The ideas are in the code comments.
Table of contents
1007 Maximum Subsequence Sum
Given a sequence of K integers
A continuous subsequence is defined to be
where 1≤i≤j≤K. The Maximum Subsequence is the continuous subsequence which has the largest sum of its elements. For example, given sequence { -2, 11, -4, 13, -5, -2 }, its maximum subsequence is { 11, -4, 13 } with the largest sum being 20.

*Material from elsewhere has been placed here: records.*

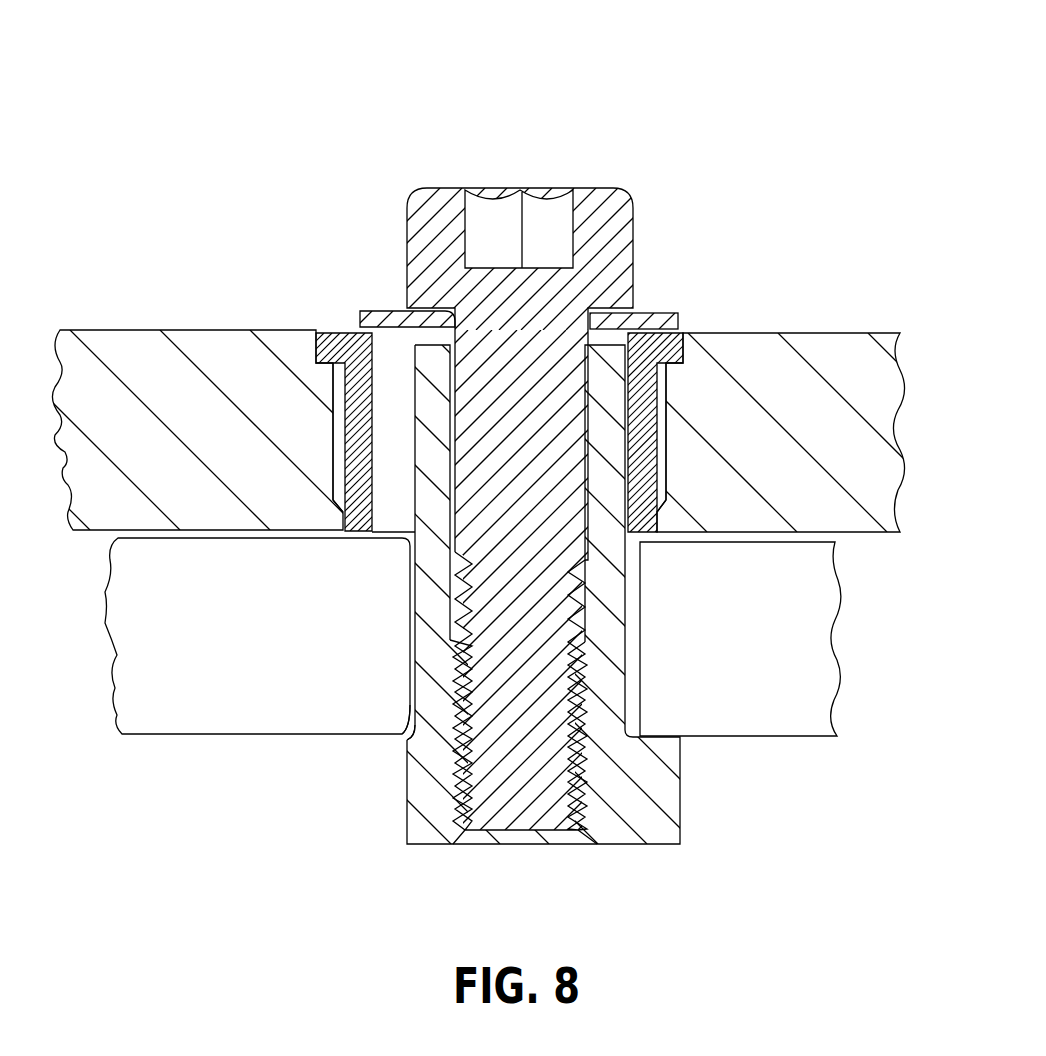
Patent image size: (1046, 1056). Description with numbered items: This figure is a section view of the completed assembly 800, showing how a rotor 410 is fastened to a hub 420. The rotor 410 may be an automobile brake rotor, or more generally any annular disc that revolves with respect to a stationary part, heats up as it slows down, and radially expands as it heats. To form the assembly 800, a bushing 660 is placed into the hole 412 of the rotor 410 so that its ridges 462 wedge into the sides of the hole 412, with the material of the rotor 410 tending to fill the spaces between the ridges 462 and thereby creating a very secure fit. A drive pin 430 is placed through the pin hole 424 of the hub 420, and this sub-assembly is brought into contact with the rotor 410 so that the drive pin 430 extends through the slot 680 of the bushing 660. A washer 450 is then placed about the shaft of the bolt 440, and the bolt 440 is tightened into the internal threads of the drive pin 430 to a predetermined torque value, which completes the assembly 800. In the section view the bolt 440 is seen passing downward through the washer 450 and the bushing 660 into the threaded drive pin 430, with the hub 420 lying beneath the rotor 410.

The assembly 800 is at (769, 94).
The rotor 410 is at (96, 329).
The hole 412 is at (669, 389).
The ridges 462 is at (333, 457).
The bushing 660 is at (315, 352).
The slot 680 is at (394, 520).
The washer 450 is at (668, 312).
The hub 420 is at (207, 709).
The pin hole 424 is at (402, 738).
The drive pin 430 is at (626, 685).
The bolt 440 is at (634, 212).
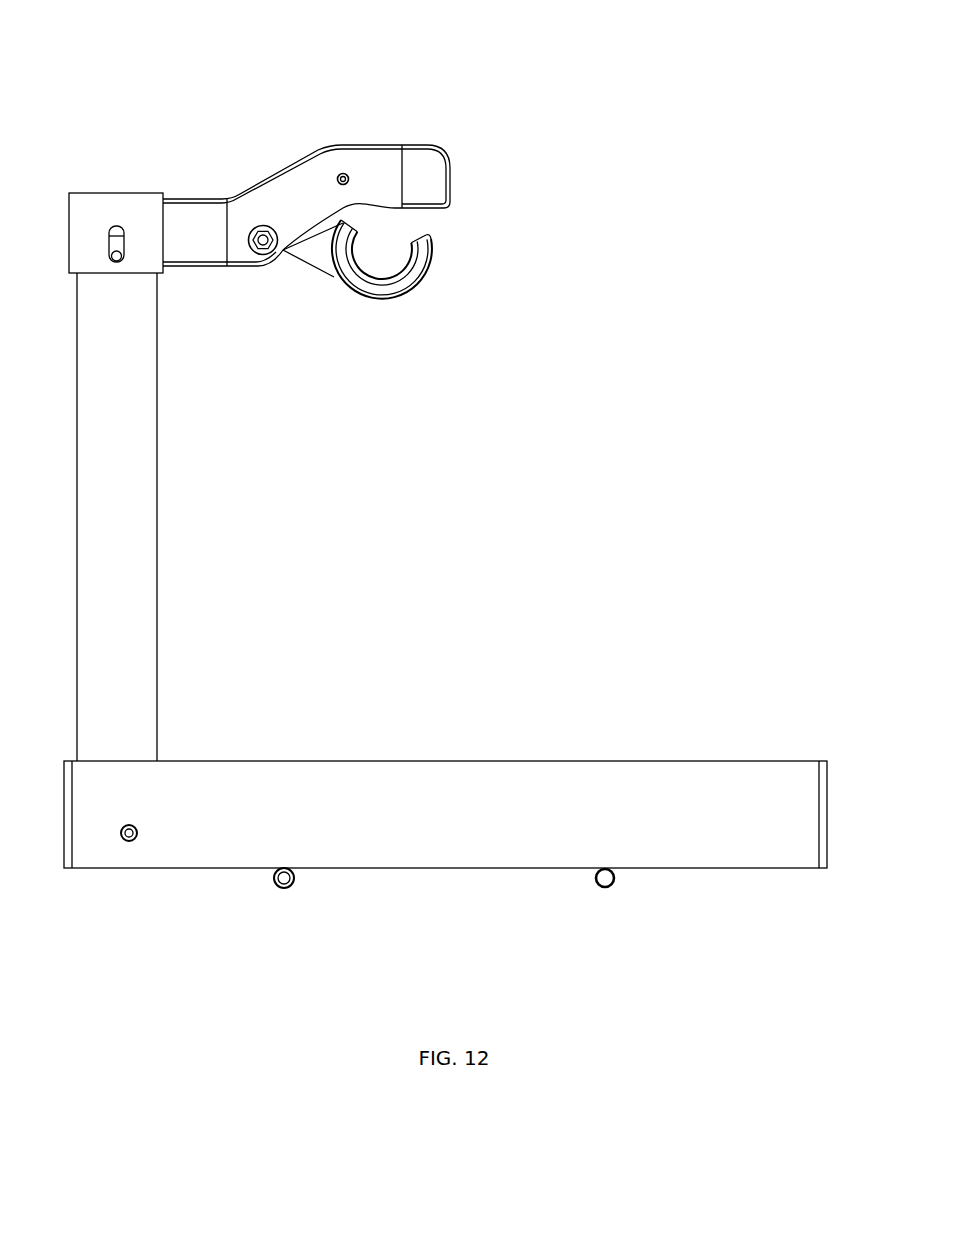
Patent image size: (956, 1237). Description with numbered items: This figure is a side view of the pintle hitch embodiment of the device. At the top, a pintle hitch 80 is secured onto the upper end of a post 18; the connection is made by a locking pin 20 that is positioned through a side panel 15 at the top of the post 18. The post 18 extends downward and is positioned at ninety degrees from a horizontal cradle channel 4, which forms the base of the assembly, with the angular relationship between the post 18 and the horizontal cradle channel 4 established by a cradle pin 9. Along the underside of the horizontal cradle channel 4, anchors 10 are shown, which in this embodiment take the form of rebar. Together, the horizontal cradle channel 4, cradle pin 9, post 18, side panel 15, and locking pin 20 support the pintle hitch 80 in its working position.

The horizontal cradle channel 4 is at (713, 852).
The cradle pin 9 is at (129, 841).
The anchors 10 is at (284, 888).
The side panel 15 is at (137, 201).
The post 18 is at (142, 511).
The locking pin 20 is at (119, 258).
The pintle hitch 80 is at (369, 165).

Now you are supposed to find the largest sum, together with the first and the last numbers of the maximum subsequence.
Input Specification:
Each input file contains one test case. Each case occupies two lines. The first line contains a positive integer K (≤10000). The second line contains K numbers, separated by a space.
Output Specification:
For each test case, output in one line the largest sum, together with the first and the last numbers of the maximum subsequence. The numbers must be separated by one space, but there must be no extra space at the end of a line. In case that the maximum subsequence is not unique, output the one with the smallest indices i and j (as shown by the sample case). If all the K numbers are negative, then its maximum sum is defined to be 0, and you are supposed to output the first and the last numbers of the whole sequence.
Sample Input:
10
-10 1 2 3 4 -5 -23 3 7 -21
Sample Output:
10 1 4
translate:
Find out in the second lineThe largest contiguous subsequence and, and the largest contiguous subsequence ofFirstandlast number.
If the largest subsequence is not unique, output the subsequence with the smallest indices i and j.

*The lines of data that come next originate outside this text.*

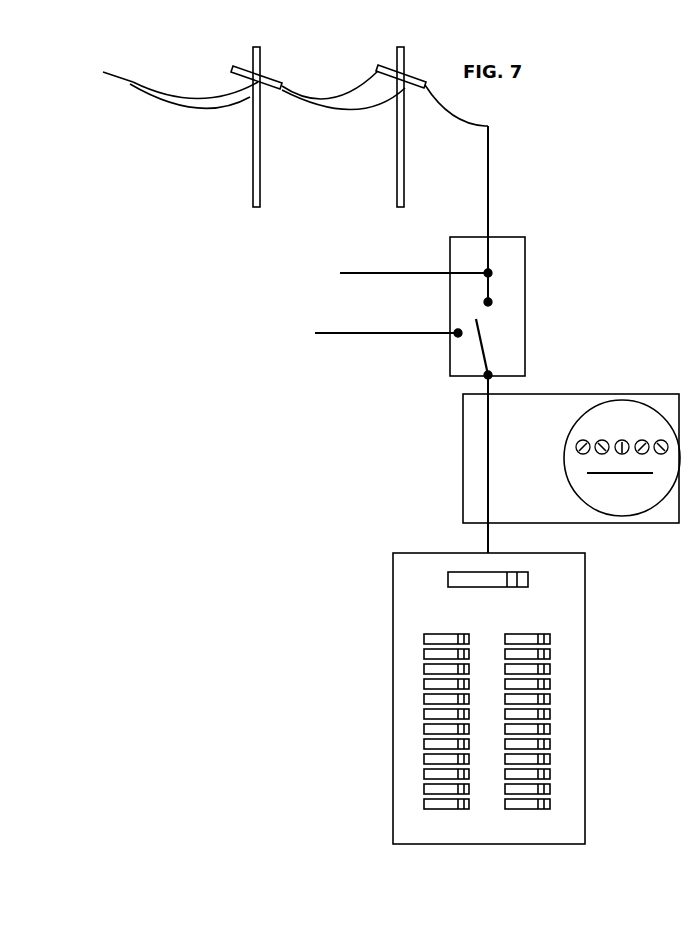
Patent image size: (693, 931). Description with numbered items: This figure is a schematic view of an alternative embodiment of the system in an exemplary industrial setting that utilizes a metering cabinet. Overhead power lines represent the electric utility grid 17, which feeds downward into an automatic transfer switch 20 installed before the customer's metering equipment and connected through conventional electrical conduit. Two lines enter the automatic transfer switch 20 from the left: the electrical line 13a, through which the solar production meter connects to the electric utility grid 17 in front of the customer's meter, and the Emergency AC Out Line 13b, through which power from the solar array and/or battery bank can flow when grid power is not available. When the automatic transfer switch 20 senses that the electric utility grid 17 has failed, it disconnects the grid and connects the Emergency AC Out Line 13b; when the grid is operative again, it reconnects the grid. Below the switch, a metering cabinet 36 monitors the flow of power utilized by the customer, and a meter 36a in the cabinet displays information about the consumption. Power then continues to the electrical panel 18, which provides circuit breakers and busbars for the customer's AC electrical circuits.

The electric utility grid 17 is at (295, 127).
The automatic transfer switch 20 is at (525, 305).
The electrical line 13a is at (410, 268).
The Emergency AC Out Line 13b is at (385, 343).
The metering cabinet 36 is at (453, 452).
The meter 36a is at (564, 473).
The electrical panel 18 is at (392, 803).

If all numbers are negative, then its maximum sum is defined as 0, and you should output the first and last number of the entire sequence.
code:
The ideas are in the code comments.
#include <iostream>
#include <vector>
using namespace std;
int main()
{
int k;
cin>>k;
vector<int> a(k);
//首尾元素的下标
int left=0,right = k-1;
//sum是临时加和,maxsum是最终的加和,tempindex是left的临时下标
int sum=0, maxsum=-1, tempindex = 0;
for(int i = 0;i < k; i++){
//输入数据
cin>>a[i];
sum = sum + a[i];
//当sum小于0,再加其他数字都还是会拉低数值,所以直接舍弃
if(sum < 0){
sum = 0;
tempindex = i + 1;
}
//只有当sum大于0且大于maxsum(等于maxsum,取前者)的情况,maxsum才更新,
else if(sum > maxsum){
maxsum = sum;
left = tempindex;
right = i;
}
}
if(maxsum < 0) maxsum = 0;
cout << maxsum << " " << a[left] << " " << a[right];
return 0;
}
1008 Elevator
The highest building in our city has only one elevator. A request list is made up with N positive numbers. The numbers denote at which floors the elevator will stop, in specified order. It costs 6 seconds to move the elevator up one floor, and 4 seconds to move down one floor. The elevator will stay for 5 seconds at each stop.
For a given request list, you are to compute the total time spent to fulfill the requests on the list. The elevator is on the 0th floor at the beginning and does not have to return to the ground floor when the requests are fulfilled.
Input Specification:
Each input file contains one test case. Each case contains a positive integer N, followed by N positive numbers. All the numbers in the input are less than 100.
Output Specification:
For each test case, print the total time on a single line.
Sample Input:
3 2 3 1
Sample Output:
41
translate:
The tallest building in our city has only one elevator. The request list consists of N positive numbers. These numbers indicate which floors the elevator will stop at, in a specific order. It takes 6 seconds for the elevator to go up one floor and 4 seconds for the next floor. The elevator stops for 5 seconds at each stop.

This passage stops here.